During that time, I hit a snag in my life. Things had been picking up, I was developing a routine, and my sleepless nights were becoming less and less. But then something happened to throw off all my plans. Suddenly, everything was turned upside down–from one day to the next, and I had to figure out how to not only pick up the pieces, but decide which pieces to pick up and which ones to leave. The sleepless nights were back, along with all the anxiety. This wasn’t something I planned and certainly not something I wanted. I struggled knowing just how was I going to be able to pick myself back up again.
Within two weeks, the nest was complete and the female bird pretty much disappeared.
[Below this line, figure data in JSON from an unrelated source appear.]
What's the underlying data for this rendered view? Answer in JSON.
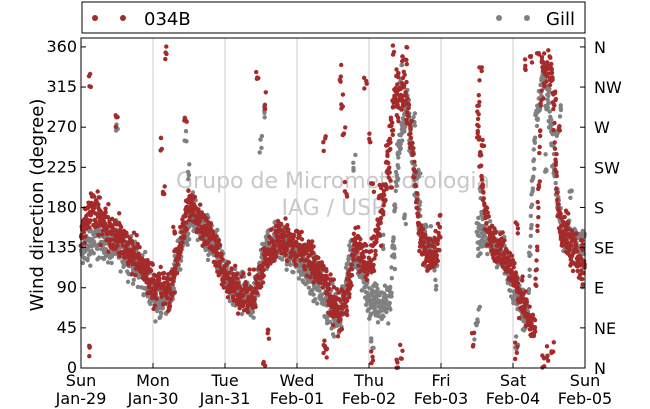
{
  "chart_data": {
    "type": "scatter",
    "ylabel": "Wind direction (degree)",
    "ylim": [
      0,
      370
    ],
    "y_ticks": [
      0,
      45,
      90,
      135,
      180,
      225,
      270,
      315,
      360
    ],
    "y_tick_labels": [
      "0",
      "45",
      "90",
      "135",
      "180",
      "225",
      "270",
      "315",
      "360"
    ],
    "right_axis_labels": [
      "N",
      "NE",
      "E",
      "SE",
      "S",
      "SW",
      "W",
      "NW",
      "N"
    ],
    "xlim_days": [
      0,
      7
    ],
    "x_ticks": [
      {
        "day": 0,
        "weekday": "Sun",
        "date": "Jan-29"
      },
      {
        "day": 1,
        "weekday": "Mon",
        "date": "Jan-30"
      },
      {
        "day": 2,
        "weekday": "Tue",
        "date": "Jan-31"
      },
      {
        "day": 3,
        "weekday": "Wed",
        "date": "Feb-01"
      },
      {
        "day": 4,
        "weekday": "Thu",
        "date": "Feb-02"
      },
      {
        "day": 5,
        "weekday": "Fri",
        "date": "Feb-03"
      },
      {
        "day": 6,
        "weekday": "Sat",
        "date": "Feb-04"
      },
      {
        "day": 7,
        "weekday": "Sun",
        "date": "Feb-05"
      }
    ],
    "grid": "vertical",
    "watermark": [
      "Grupo de Micrometeorologia",
      "IAG / USP"
    ],
    "legend": [
      {
        "name": "034B",
        "color": "#a52a2a",
        "placement": "left"
      },
      {
        "name": "Gill",
        "color": "#808080",
        "placement": "right"
      }
    ],
    "series": [
      {
        "name": "034B",
        "color": "#a52a2a",
        "profile": [
          [
            0.0,
            150
          ],
          [
            0.15,
            180
          ],
          [
            0.35,
            160
          ],
          [
            0.55,
            145
          ],
          [
            0.8,
            120
          ],
          [
            1.0,
            95
          ],
          [
            1.12,
            90
          ],
          [
            1.25,
            85
          ],
          [
            1.4,
            150
          ],
          [
            1.5,
            185
          ],
          [
            1.7,
            160
          ],
          [
            1.85,
            140
          ],
          [
            2.0,
            100
          ],
          [
            2.2,
            85
          ],
          [
            2.4,
            80
          ],
          [
            2.55,
            120
          ],
          [
            2.75,
            150
          ],
          [
            2.9,
            140
          ],
          [
            3.1,
            130
          ],
          [
            3.3,
            110
          ],
          [
            3.45,
            85
          ],
          [
            3.6,
            60
          ],
          [
            3.7,
            80
          ],
          [
            3.8,
            140
          ],
          [
            4.0,
            110
          ],
          [
            4.2,
            180
          ],
          [
            4.35,
            300
          ],
          [
            4.5,
            310
          ],
          [
            4.6,
            250
          ],
          [
            4.7,
            150
          ],
          [
            4.8,
            130
          ],
          [
            4.9,
            125
          ],
          [
            5.0,
            150
          ]
        ],
        "outliers": [
          [
            0.13,
            320
          ],
          [
            0.13,
            15
          ],
          [
            0.5,
            280
          ],
          [
            1.17,
            355
          ],
          [
            1.12,
            250
          ],
          [
            1.15,
            200
          ],
          [
            1.3,
            150
          ],
          [
            1.45,
            275
          ],
          [
            2.45,
            330
          ],
          [
            2.55,
            300
          ],
          [
            2.6,
            40
          ],
          [
            2.55,
            5
          ],
          [
            3.38,
            25
          ],
          [
            3.4,
            20
          ],
          [
            3.38,
            250
          ],
          [
            3.6,
            330
          ],
          [
            3.62,
            300
          ],
          [
            3.65,
            270
          ],
          [
            3.68,
            200
          ],
          [
            3.7,
            100
          ],
          [
            3.95,
            320
          ],
          [
            4.0,
            260
          ],
          [
            4.05,
            200
          ],
          [
            4.05,
            10
          ],
          [
            4.4,
            5
          ],
          [
            4.45,
            20
          ],
          [
            4.4,
            330
          ],
          [
            4.48,
            340
          ],
          [
            4.52,
            350
          ],
          [
            4.35,
            355
          ],
          [
            4.25,
            240
          ],
          [
            4.3,
            210
          ],
          [
            4.15,
            200
          ]
        ],
        "profile2": [
          [
            5.5,
            280
          ],
          [
            5.6,
            180
          ],
          [
            5.7,
            145
          ],
          [
            5.85,
            130
          ],
          [
            6.0,
            110
          ],
          [
            6.1,
            80
          ],
          [
            6.2,
            60
          ],
          [
            6.3,
            40
          ],
          [
            6.4,
            330
          ],
          [
            6.5,
            340
          ],
          [
            6.55,
            320
          ],
          [
            6.62,
            180
          ],
          [
            6.7,
            150
          ],
          [
            6.85,
            130
          ],
          [
            7.0,
            115
          ]
        ],
        "outliers2": [
          [
            5.55,
            330
          ],
          [
            5.52,
            300
          ],
          [
            5.58,
            250
          ],
          [
            5.45,
            30
          ],
          [
            6.05,
            20
          ],
          [
            6.18,
            340
          ],
          [
            6.25,
            350
          ],
          [
            6.35,
            355
          ],
          [
            6.42,
            10
          ],
          [
            6.48,
            15
          ],
          [
            6.55,
            25
          ],
          [
            6.6,
            300
          ],
          [
            6.65,
            270
          ],
          [
            6.05,
            160
          ],
          [
            6.75,
            170
          ]
        ]
      },
      {
        "name": "Gill",
        "color": "#808080",
        "profile": [
          [
            0.0,
            130
          ],
          [
            0.2,
            145
          ],
          [
            0.4,
            140
          ],
          [
            0.6,
            130
          ],
          [
            0.8,
            115
          ],
          [
            1.0,
            85
          ],
          [
            1.1,
            70
          ],
          [
            1.22,
            80
          ],
          [
            1.4,
            140
          ],
          [
            1.55,
            175
          ],
          [
            1.75,
            150
          ],
          [
            1.9,
            130
          ],
          [
            2.05,
            90
          ],
          [
            2.25,
            80
          ],
          [
            2.4,
            75
          ],
          [
            2.55,
            130
          ],
          [
            2.75,
            145
          ],
          [
            2.9,
            130
          ],
          [
            3.1,
            115
          ],
          [
            3.3,
            95
          ],
          [
            3.45,
            75
          ],
          [
            3.6,
            60
          ],
          [
            3.75,
            130
          ],
          [
            3.9,
            110
          ],
          [
            4.0,
            75
          ],
          [
            4.15,
            70
          ],
          [
            4.3,
            80
          ],
          [
            4.4,
            240
          ],
          [
            4.55,
            300
          ],
          [
            4.65,
            200
          ],
          [
            4.75,
            145
          ],
          [
            4.85,
            130
          ],
          [
            4.95,
            110
          ]
        ],
        "outliers": [
          [
            0.5,
            265
          ],
          [
            1.45,
            260
          ],
          [
            1.5,
            220
          ],
          [
            2.5,
            250
          ],
          [
            2.55,
            290
          ],
          [
            3.4,
            50
          ],
          [
            3.5,
            40
          ],
          [
            3.8,
            230
          ],
          [
            4.1,
            90
          ],
          [
            4.2,
            140
          ],
          [
            4.45,
            330
          ],
          [
            4.5,
            170
          ],
          [
            4.58,
            250
          ],
          [
            4.62,
            280
          ],
          [
            4.7,
            220
          ],
          [
            4.35,
            120
          ],
          [
            4.05,
            25
          ]
        ],
        "profile2": [
          [
            5.5,
            150
          ],
          [
            5.6,
            150
          ],
          [
            5.75,
            135
          ],
          [
            5.9,
            120
          ],
          [
            6.0,
            95
          ],
          [
            6.1,
            75
          ],
          [
            6.2,
            60
          ],
          [
            6.3,
            260
          ],
          [
            6.4,
            320
          ],
          [
            6.5,
            300
          ],
          [
            6.6,
            200
          ],
          [
            6.7,
            145
          ],
          [
            6.85,
            140
          ],
          [
            7.0,
            130
          ]
        ],
        "outliers2": [
          [
            5.52,
            60
          ],
          [
            5.55,
            200
          ],
          [
            5.48,
            40
          ],
          [
            6.15,
            50
          ],
          [
            6.45,
            230
          ],
          [
            6.6,
            260
          ],
          [
            6.65,
            290
          ],
          [
            6.8,
            200
          ],
          [
            6.95,
            100
          ],
          [
            6.05,
            30
          ]
        ]
      }
    ]
  }
}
There was no way for me to look into the nest, it’s pretty high up and it’s made in such a way that they actually enter into the nest through a little opening on the side, making it covered all around, but I assumed she was roosting. I was right. Not long after, I could see both parents flying in and out, and hear the delightful squeels of tiny, hungry, baby birds.
My heart slowly lifted again. Not only did they ‘learn’ how to build a better nest, the winds and rain had not been able to destroy it this time. They had successfully bred a least three birds (judging from the squeeling I can hear) and were now busy keeping them fed and happy. Things started to pick up again for me as well. It’s been a huge uphill climb, but at least I”m climbing. I didn’t stay down, I’m picking myself back up again. It’s not over yet, there are huge obstacles still in my way, but I’m tackling them–with God’s help and the help of my friends. I now have a note on my desk which tells me that all my worrying is in vain. I have to read it several times a day to remind myself to just trust.
Now, when I feel tempted to worry, to dispair, I lie on my bed, look at that little nest, and meditate on the fact that love is still in this home, just like the little birds. God still has His eye and hand in my life, and just like He cares for the birds, He’s caring for me and my kids.I have amazing friends who have faith in me and help out in any way they can. I meditate on how far I’ve come rather than spend too much time worrying about the mountains still to climb. I will always have more to do, I will always need to provide for my family, I will always feel that I’m falling short. But if I can just trust that I’m in His hands, I’m sure everything will be alright in the end.